Morello Cherries

Morello Cherries (Bild: Rod Waddington / Flickr)

Kirschen – die gesunden Alleskönner

Kirschen sind äußerst süß und teilweise auch mal etwas sauer. In Deutschland am weitesten verbreitet sollten die Vogel-Kirsche, auch Süßkirsche genannt, und die Sauerkirsche sein. Beide Arten besitzen viele wertvolle Inhaltsstoffe, wobei besonders Sauerkirschen eine gesundheitsfördernde Wirkung, manchmal auch etwas übertrieben, nachgesagt wird. Beide haben jedoch einen Zuckergehalt von sehr groben 10 Gramm pro 100 Gramm und schmecken auch in Praxis süß (zur Not einfach mal ein paar Kirschen kaufen und selber probieren).

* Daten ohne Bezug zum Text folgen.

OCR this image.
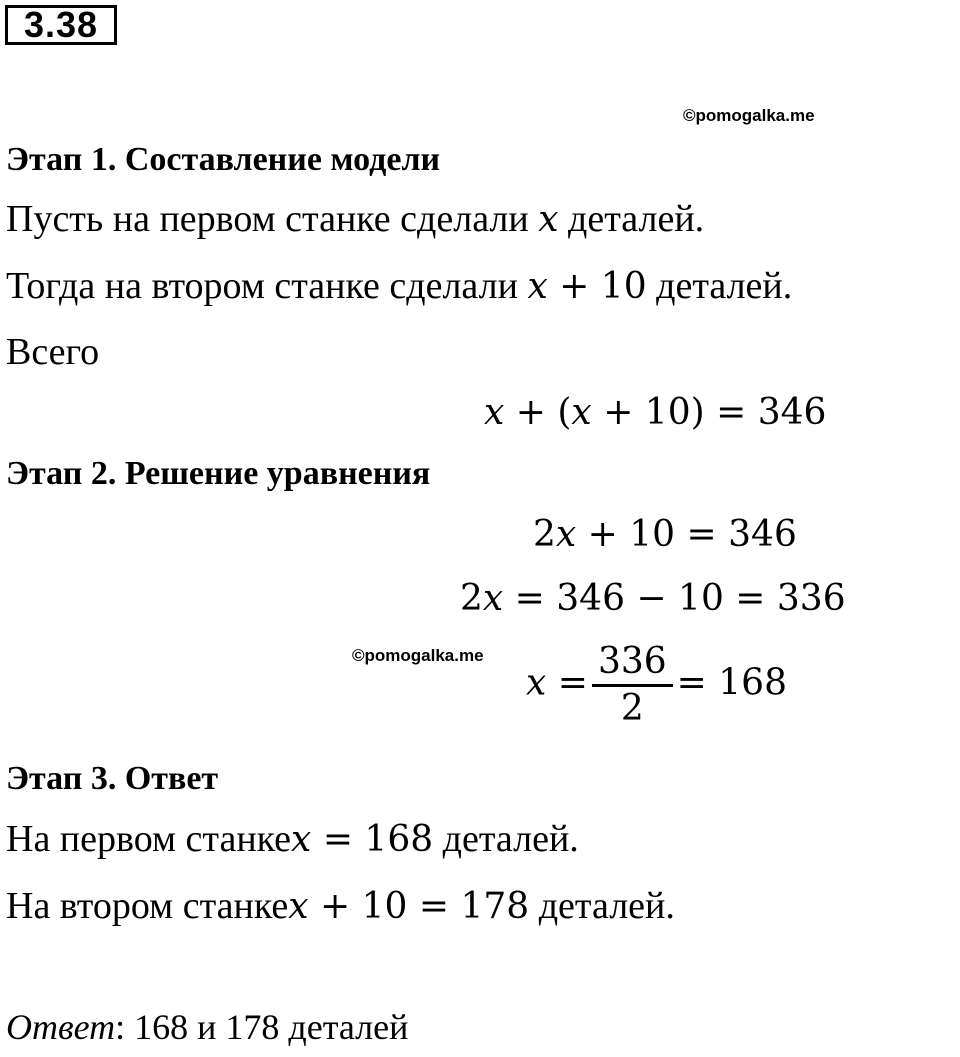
3.38
©pomogalka.me
Этап 1. Составление модели
Пусть на первом станке сделали x деталей.
Тогда на втором станке сделали x + 10 деталей.
Всего
x + (x + 10) = 346
Этап 2. Решение уравнения
2x + 10 = 346
2x = 346 − 10 = 336
©pomogalka.me
$x = \frac{336}{2} = 168$
Этап 3. Ответ
На первом станкеx = 168 деталей.
На втором станкеx + 10 = 178 деталей.
Ответ: 168 и 178 деталей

  • Sauerkirschen enthalten wichtige Vitamine wie das Vitamin A, B1, B2, C oder auch E sowie größere Anteile von Folsäuren oder Kalium.
  • Die Pflanzenfarbstoffe Anthocyanen 1 und 2 verleihen der Kirsche ihre Farbe und können ein entzündungs- und schmerzbildendes Hormon in unserem Körper hemmen. Bei entzündungsbedingten Krankheiten wie Gicht oder Arthritis sollen Kirschen einen positiven Effekt haben.
  • Besonders interessant dürfte der hohe Melatoningehalt in Sauerkirschen sein. Melatonin regelt den Schlaf-Wach-Rhythmus des Menschen und wird einzig in der Zirbeldrüse gebildet. Liegt ein Mangel vor, können Sauerkirschen, hier ist besonders die Sorte Montmorency hervorzuheben, den Haushalt ausgleichen und für eine Verbesserung von Schlafstörungen sorgen.
  • Weitere positive Effekte bei Gefäßproblemen sowie für Sportler und zur Knochenbildung stehen in Verbindung mit der Sauerkirsche.

Was ist Osmose?

 

A wet day (Bild: ashokboghani / Flickr)

Und welche Bedeutung hat sie für die Kirsche?

Die Erklärung von Osmose ist relativ simpel. Osmose ist der Fluss von Teilchen durch eine Trennschicht, die selektiv oder semipermeabel sein kann. Für den Fall von Kirschen im Regen ist die semipermeable Membran, also die halbdurchlässige, von Interesse.

Semipermeabel bedeutet in diesem Fall, dass die Lösungsflüssigkeit (= Wasser), jedoch nicht der gelöste Stoff (= Zucker) durch die Membran gelangen kann.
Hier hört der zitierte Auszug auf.